In Arizona medical liability trials, each side is limited by the “one-expert-per-side” rule. The goal is to avoid unnecessary costs of retaining multiple independent expert witnesses and to reduce cumulative evidence at trial.
So, should a physician defendant or one of the treating physicians be considered the one expert the law allows?
The Arizona Supreme Court is poised to answer that question and the Litigation Center of the American Medical Association and State Medical Societies and the Arizona Medical Association (ArMA) are urging the court to answer that question with a definitive “no” and make clear that treating physicians are not “retained or specially employed experts.”
“A bright-line rule ensures that treating physicians can fully defend themselves against malpractice claims, will provide much needed consistency to an unpredictable area of law, will promote judicial economy by reducing ancillary litigation and is consistent with Arizona case law,” the AMA Litigation Center and ArMA argue in an amicus brief they filed in the case, McDaniel et al. v. Payson Healthcare Management et al.
In the case, the trial court allowed treating physicians to testify in addition to the defense’s expert. The Arizona Court of Appeals, however, ruled that a treating physician is the “one retained or specially employed expert” if the physician’s testimony makes a comment that crosses the line from a “factual” observation into an “expert” opinion and ordered a new trial.
In a previous ruling, Arizona courts had said that a retained or specialty employed expert is someone “who is retained for the purpose of offering expert opinion testimony.” That 2014 case involved a police officer who witnessed an automobile crash and described the scene at trial and performed an accident reconstruction for the plaintiff’s side.
The Arizona Court of Appeals then said that the accident reconstruction was expert testimony, but it did not stop the plaintiff from calling an independent, retained expert.

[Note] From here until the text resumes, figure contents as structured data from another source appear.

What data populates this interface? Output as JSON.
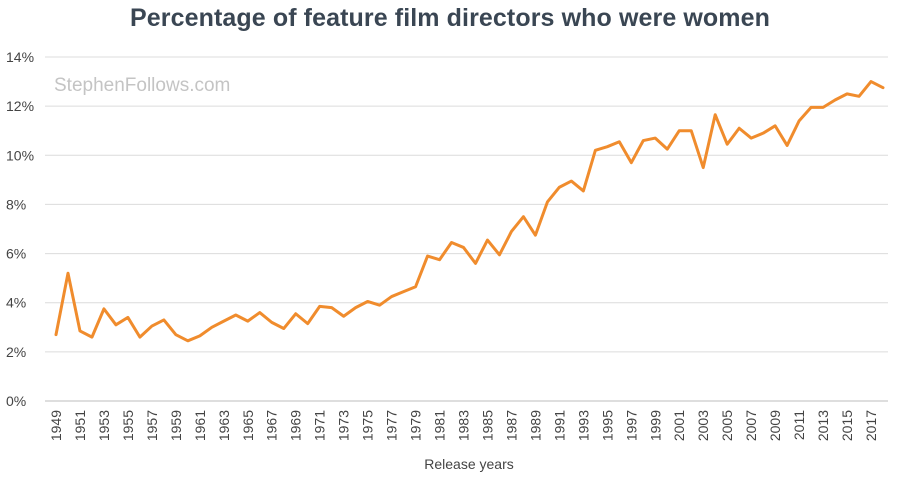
{
  "watermark": "StephenFollows.com",
  "chart_data": {
    "type": "line",
    "title": "Percentage of feature film directors who were women",
    "xlabel": "Release years",
    "ylabel": "",
    "y_tick_format": "percent",
    "ylim": [
      0,
      14
    ],
    "y_ticks": [
      0,
      2,
      4,
      6,
      8,
      10,
      12,
      14
    ],
    "x_tick_labels": [
      1949,
      1951,
      1953,
      1955,
      1957,
      1959,
      1961,
      1963,
      1965,
      1967,
      1969,
      1971,
      1973,
      1975,
      1977,
      1979,
      1981,
      1983,
      1985,
      1987,
      1989,
      1991,
      1993,
      1995,
      1997,
      1999,
      2001,
      2003,
      2005,
      2007,
      2009,
      2011,
      2013,
      2015,
      2017
    ],
    "grid": "horizontal",
    "line_color": "#f08c2d",
    "x": [
      1949,
      1950,
      1951,
      1952,
      1953,
      1954,
      1955,
      1956,
      1957,
      1958,
      1959,
      1960,
      1961,
      1962,
      1963,
      1964,
      1965,
      1966,
      1967,
      1968,
      1969,
      1970,
      1971,
      1972,
      1973,
      1974,
      1975,
      1976,
      1977,
      1978,
      1979,
      1980,
      1981,
      1982,
      1983,
      1984,
      1985,
      1986,
      1987,
      1988,
      1989,
      1990,
      1991,
      1992,
      1993,
      1994,
      1995,
      1996,
      1997,
      1998,
      1999,
      2000,
      2001,
      2002,
      2003,
      2004,
      2005,
      2006,
      2007,
      2008,
      2009,
      2010,
      2011,
      2012,
      2013,
      2014,
      2015,
      2016,
      2017,
      2018
    ],
    "values": [
      2.7,
      5.2,
      2.85,
      2.6,
      3.75,
      3.1,
      3.4,
      2.6,
      3.05,
      3.3,
      2.7,
      2.45,
      2.65,
      3.0,
      3.25,
      3.5,
      3.25,
      3.6,
      3.2,
      2.95,
      3.55,
      3.15,
      3.85,
      3.8,
      3.45,
      3.8,
      4.05,
      3.9,
      4.25,
      4.45,
      4.65,
      5.9,
      5.75,
      6.45,
      6.25,
      5.6,
      6.55,
      5.95,
      6.9,
      7.5,
      6.75,
      8.1,
      8.7,
      8.95,
      8.55,
      10.2,
      10.35,
      10.55,
      9.7,
      10.6,
      10.7,
      10.25,
      11.0,
      11.0,
      9.5,
      11.65,
      10.45,
      11.1,
      10.7,
      10.9,
      11.2,
      10.4,
      11.4,
      11.95,
      11.95,
      12.25,
      12.5,
      12.4,
      13.0,
      12.75
    ]
  }
}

The AMA Litigation Center and ArMA brief argues that similar to the police officer, “treating physicians are not ‘retained for the purpose of offering expert opinion testimony.’” Instead, treating physicians are brought into the litigation to provide ‘relevant, material and probative’ factual testimony concerning the treatment rendered on a particular patient.”
And, the brief says, a trial judge can stop a treating physician from straying into expert testimony by citing “the one-expert-per-side rule as a justification for limiting a treating physician’s testimony on the ground that the issue had already been covered by an expert witness.”
The one-expert-per-side rule has prejudiced physicians since it was introduced, the AMA Litigation Center and ArMA brief explains. Even if there is overwhelming medical consensus supporting the physician’s care, limiting each side to one expert witness makes it appear the dispute has equal footing.
The rule also assumes—improperly—that there is a universally agreed upon way to treat every illness or injury.
“This prejudice will be exacerbated if the Court of Appeal’s decision is upheld here,” the brief says. The decision “potentially limits a medical provider’s ability to retain or specially employ third-party experts and may chill treating physician testimony. This not only hinders a physician’s ability to defend their care, but also will ultimately discourage treating physicians from testifying at trial at all.”